Evaluating the Total Lightning Tracking Tool

Posted by Geoffrey Stano – NASA SPoRT

The 2013 Experimental Warning Program (EWP) has offered a great opportunity to test the NASA SPoRT / MDL total lightning tracking tool. Part of EWP’s efforts are to demonstrate future GOES-R capabilities, such as the Geostationary Lightning Mapper. This is being done with the pseudo-geostationary lightning mapper products being produced by NASA SPoRT in collaboration with seven ground-based total lightning networks. With total lightning observations (intra-cloud and cloud-to-ground) forecasters are looking for lightning jumps, or very rapid increases in total lightning activity ahead of severe weather. In the past, this has been done by visually inspecting the PGLM data. From previous evaluations by both SPoRT and the EWP, the number one request was for a way to visualize the time series trend of total lightning in real-time. With AWIPS II and the ability to create custom plug-ins, the first effort for this has been developed and is now here in operations at the EWP. One design feature was to make this a manual tool. In other words, it is the forecaster who selects the cell track and not an automated tracker, which traditionally has difficulty with merging and splitting cells or not activating at the proper time. Once the forecaster places two points, the tracker activates and will create a track based on these points.  Each point can be moved individually to adjust the track and the tracker will attempt to maintain the track as new data are ingested.  We wanted to evaluate the utility of the total lightning tracking tool as well as its impact on operations. In only a couple days, the feedback has been great.
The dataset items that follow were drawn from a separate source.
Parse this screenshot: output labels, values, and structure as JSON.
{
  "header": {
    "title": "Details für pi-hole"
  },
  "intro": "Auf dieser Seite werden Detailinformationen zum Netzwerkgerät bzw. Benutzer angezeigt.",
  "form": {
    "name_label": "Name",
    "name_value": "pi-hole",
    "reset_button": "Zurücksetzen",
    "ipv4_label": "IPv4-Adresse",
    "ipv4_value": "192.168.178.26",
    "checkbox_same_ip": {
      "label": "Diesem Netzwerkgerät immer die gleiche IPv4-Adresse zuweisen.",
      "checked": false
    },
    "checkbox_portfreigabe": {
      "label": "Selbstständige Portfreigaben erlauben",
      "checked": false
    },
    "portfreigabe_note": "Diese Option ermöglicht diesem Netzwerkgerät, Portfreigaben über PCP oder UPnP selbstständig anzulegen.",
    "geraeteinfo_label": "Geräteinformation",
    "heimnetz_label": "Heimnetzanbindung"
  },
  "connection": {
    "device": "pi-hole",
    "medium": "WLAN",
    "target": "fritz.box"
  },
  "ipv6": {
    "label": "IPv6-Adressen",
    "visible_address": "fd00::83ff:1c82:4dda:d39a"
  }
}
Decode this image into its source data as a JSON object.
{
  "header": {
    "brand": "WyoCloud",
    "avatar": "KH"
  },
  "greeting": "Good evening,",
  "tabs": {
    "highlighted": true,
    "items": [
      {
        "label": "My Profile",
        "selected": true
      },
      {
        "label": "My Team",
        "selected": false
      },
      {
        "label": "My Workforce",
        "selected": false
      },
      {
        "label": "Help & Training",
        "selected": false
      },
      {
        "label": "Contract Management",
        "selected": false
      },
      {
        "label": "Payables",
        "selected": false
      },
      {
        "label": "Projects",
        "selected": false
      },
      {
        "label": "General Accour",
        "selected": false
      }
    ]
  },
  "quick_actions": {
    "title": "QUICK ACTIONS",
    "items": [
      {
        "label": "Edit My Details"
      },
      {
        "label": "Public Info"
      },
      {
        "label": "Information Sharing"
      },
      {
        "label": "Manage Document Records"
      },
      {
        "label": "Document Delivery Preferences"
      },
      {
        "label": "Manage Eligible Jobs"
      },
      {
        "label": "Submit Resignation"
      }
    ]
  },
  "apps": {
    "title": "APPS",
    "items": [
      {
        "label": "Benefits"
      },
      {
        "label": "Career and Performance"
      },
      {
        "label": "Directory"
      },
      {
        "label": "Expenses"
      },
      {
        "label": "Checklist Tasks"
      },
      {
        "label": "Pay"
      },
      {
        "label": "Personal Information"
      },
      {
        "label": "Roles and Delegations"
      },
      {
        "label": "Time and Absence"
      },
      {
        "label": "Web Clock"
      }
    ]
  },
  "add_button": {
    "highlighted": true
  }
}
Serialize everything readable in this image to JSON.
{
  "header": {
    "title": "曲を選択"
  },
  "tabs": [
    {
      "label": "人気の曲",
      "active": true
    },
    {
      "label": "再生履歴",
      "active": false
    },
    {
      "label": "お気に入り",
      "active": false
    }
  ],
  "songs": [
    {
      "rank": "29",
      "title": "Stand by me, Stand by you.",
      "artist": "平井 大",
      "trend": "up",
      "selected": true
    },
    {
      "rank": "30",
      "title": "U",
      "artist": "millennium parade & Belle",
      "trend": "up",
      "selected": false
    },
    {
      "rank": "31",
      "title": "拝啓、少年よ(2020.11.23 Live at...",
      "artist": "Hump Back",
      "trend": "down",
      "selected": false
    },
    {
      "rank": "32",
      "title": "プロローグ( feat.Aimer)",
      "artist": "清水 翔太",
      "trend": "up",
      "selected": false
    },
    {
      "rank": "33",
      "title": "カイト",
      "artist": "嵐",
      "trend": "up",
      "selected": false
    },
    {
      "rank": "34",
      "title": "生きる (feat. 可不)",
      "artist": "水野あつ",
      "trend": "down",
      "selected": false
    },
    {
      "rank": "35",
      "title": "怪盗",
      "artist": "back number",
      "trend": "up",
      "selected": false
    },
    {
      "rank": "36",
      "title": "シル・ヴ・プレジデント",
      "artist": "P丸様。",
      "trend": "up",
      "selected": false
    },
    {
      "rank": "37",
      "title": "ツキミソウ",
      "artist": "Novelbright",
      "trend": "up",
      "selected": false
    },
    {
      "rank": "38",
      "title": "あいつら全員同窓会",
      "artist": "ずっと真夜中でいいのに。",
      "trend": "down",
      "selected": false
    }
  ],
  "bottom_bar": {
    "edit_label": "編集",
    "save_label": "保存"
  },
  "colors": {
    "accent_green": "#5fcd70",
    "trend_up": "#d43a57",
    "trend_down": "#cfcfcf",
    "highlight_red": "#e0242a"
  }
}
First, here is an example of the PGLM with the total lightning tracking tool this evening.

The PGLM flash extent density observing a maximum of 50 flashes with the total lightning tracking tool time series (pop-up to left).
The PGLM flash extent density observing a maximum of 49 flashes with the total lightning tracking tool time series (pop-up to left).  The lightning jump can be seen early in the time series as it goes from 20 to 49 flashes in two minutes.

Overall, feedback has been very positive as forecasters have  appreciated being able to visualize the time series instead of creating a mental picture.  Also, the time series plot is pinned to always be on top, which prevents it from being lost behind the D2D display.  Also, the feedback has been very constructive to help improve the look and provide ways to minimize the time impact.  Some of the commentary has focused on modest improvements to the layout and look.

  • Add a minimize button to the time series display pop-up.
  • Have the time series trend color match the active cell point color for the track.
  • Have a way to change the default size of the cell point radius of influence (which determine how much lightning data to query).

The feedback also has included very interesting options to save time in implementation.

  • The tracker initiates after two points are plotted.  However, it attempts to extrapolate the cell track after placing one point.  This results in the cell points being very spread out.  Suggest waiting to extrapolate the track until after two points placed.
  • Also, when the storms are more discrete, instead of using individual cell points created a small “domain” around the storm cell of interest.  The forecaster selects a “polygon” of where the storm will be and the tracker selects the PGLM value within this domain at each time step. This may be able to be done by using the tools similar to how forecasters plot a warning polygon as well as how that can be edited.  Furthermore, the storm motion could be added to further aid the plot.  The big advantage here is that this polygon may be much quicker to place than several individual cell points.

All of these are very good suggestions and this feedback will be taken back to see what can be implemented. The polygon suggesting is very interesting to consider, while the current cell point method would be most viable in a multi-cellular environment.  Additionally, this feedback has been very useful in that it helps refine the total lightning tracking tool ahead of its next evaluation as part of the Operations Proving Ground later this summer.

Tomorrow should be another good day to gather additional feedback.